Depression and exercise: Can running or lifting weights help?
In short yes exercise can be used to help manage depression. However it is context specific and exercise intervention is best used along side other interventions.
Depression is one of the most common mental health illnesses with the world health organisation estimating that 350 million people worldwide suffer with depression. It is one the leading causes of disability. We are still very much in the process on learning on how to effectively cure and/or manage depression. Multiple interventions are often used including medication, talk therapy, exercise and other lifestyle changes.
One of benefits of exercise apart from the often cited release of happy hormones, is that it stimulates and increases neurogenesis (the creation of new nervous system cells in the brain). It has been shown in the literature that people who suffer with depression show shrinkage in the brain region known as the hippocampus compared to healthy individuals.
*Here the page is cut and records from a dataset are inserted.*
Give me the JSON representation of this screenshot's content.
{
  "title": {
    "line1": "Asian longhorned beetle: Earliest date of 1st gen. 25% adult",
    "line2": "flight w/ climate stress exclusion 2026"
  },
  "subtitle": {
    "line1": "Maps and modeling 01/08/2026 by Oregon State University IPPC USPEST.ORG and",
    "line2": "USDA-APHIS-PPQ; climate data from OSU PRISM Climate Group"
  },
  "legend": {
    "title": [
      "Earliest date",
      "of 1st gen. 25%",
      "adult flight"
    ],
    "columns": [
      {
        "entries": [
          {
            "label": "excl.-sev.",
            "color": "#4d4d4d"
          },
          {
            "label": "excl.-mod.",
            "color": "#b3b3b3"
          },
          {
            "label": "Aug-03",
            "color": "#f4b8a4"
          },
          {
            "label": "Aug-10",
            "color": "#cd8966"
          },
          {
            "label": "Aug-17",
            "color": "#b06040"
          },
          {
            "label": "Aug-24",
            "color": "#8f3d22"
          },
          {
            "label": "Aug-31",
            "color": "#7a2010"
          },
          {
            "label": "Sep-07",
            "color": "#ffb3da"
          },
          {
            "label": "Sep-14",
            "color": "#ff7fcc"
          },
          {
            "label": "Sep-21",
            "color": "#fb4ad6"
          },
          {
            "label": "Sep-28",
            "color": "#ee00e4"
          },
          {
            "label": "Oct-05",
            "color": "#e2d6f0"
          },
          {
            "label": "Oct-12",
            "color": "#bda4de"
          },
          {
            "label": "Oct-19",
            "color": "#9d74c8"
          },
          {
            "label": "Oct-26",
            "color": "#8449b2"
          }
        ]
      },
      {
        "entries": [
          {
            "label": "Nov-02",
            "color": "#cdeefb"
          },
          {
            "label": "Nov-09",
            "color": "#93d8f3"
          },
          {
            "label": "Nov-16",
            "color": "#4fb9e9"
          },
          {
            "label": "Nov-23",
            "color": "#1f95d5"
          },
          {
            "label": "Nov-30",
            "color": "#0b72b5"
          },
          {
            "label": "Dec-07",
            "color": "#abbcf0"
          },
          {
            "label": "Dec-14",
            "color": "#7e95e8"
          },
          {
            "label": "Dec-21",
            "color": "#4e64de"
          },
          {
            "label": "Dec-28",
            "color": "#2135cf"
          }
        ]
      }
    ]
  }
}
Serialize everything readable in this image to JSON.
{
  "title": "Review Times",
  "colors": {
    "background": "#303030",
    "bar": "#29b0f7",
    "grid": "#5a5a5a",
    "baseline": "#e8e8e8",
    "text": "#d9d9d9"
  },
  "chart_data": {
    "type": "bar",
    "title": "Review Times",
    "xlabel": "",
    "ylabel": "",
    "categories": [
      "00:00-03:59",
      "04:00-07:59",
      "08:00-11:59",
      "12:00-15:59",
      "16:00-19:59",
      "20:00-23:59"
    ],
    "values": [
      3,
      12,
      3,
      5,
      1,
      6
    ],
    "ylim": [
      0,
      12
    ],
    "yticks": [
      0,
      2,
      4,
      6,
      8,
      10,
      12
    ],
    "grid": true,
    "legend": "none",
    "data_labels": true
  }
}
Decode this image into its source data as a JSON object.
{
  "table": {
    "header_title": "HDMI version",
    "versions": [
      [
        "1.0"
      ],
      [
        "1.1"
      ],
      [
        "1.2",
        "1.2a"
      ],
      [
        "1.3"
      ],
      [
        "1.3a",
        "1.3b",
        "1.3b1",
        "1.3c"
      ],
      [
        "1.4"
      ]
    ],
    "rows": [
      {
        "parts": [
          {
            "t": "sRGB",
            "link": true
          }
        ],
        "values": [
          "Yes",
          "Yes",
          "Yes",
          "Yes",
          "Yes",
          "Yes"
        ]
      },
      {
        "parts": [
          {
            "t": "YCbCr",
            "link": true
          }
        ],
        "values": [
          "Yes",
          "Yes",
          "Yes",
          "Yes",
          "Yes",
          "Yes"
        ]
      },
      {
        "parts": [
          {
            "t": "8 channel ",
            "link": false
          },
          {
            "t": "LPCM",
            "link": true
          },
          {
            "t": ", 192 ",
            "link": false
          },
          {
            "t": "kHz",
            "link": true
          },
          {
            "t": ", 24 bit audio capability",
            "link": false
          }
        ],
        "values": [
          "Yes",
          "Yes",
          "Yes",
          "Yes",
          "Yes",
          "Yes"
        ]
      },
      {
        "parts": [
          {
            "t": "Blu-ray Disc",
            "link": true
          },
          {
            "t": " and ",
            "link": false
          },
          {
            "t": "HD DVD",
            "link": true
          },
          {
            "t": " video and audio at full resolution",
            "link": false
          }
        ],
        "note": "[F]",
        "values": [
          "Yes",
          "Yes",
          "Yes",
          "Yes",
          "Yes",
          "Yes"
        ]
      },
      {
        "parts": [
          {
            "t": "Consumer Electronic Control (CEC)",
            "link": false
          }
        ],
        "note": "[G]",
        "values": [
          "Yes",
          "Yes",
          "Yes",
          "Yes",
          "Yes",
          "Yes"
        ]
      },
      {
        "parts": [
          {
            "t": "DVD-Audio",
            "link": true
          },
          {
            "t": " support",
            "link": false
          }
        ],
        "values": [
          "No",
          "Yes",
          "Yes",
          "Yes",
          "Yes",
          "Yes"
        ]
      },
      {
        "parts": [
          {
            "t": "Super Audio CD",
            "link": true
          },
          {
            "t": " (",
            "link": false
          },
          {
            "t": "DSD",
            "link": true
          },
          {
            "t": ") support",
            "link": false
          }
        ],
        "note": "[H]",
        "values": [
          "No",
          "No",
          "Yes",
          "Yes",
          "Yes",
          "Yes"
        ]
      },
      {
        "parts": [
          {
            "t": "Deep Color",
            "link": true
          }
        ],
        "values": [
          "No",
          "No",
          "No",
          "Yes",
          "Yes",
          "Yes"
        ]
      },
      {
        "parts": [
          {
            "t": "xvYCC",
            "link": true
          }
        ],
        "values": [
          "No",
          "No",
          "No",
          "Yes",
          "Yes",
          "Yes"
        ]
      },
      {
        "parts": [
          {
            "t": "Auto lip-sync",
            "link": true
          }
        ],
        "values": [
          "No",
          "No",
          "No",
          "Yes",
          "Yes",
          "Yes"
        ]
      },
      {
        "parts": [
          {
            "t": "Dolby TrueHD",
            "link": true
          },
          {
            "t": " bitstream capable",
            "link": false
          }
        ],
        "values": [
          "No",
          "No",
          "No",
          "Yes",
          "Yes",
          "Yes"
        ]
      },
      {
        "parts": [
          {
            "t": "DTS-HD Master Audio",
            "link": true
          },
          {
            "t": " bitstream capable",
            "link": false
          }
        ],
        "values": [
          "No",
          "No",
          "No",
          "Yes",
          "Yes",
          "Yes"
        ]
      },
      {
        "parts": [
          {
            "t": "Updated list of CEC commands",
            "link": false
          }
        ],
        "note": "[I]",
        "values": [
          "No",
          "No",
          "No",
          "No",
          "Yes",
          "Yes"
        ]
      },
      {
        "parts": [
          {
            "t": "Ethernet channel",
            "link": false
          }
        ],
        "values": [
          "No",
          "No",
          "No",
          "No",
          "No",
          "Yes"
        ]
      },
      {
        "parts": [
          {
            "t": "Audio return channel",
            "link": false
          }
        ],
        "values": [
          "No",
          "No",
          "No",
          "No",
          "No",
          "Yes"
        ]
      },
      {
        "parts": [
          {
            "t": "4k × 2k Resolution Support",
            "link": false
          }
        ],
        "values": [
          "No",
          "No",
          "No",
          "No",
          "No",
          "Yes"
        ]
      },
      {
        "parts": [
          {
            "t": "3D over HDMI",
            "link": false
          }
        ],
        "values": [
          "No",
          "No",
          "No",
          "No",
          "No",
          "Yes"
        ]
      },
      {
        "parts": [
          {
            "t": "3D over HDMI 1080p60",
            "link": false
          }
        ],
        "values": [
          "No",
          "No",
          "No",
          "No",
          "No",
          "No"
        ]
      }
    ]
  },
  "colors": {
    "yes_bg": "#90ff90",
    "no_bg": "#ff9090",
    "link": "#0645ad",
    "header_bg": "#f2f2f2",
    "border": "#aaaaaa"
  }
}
The hippocampus main role is turn information into long term memories. It is a central and huge part of the limbic system which is responsible for the experience and expression of emotion. This helps explain a lot of the symptoms associated with depression.
Cardiovascular exercise like running, biking, squash etc is best to achieve this. While weightlifting may potentially have this benefit currently the research is not as conclusive as it is with cardio exercise.
It should be noted that exercise is best used with talk therapy and it is mostly be shown to be beneficial for those with mild to moderate grades of depression. Medication may also be useful as well especially for those with moderate to serve depression and if you have had recurrent episodes.
If you think you may suffer with depression and have not yet had any medical help then I would highly recommend seeing your GP and or contact your local mental health charities.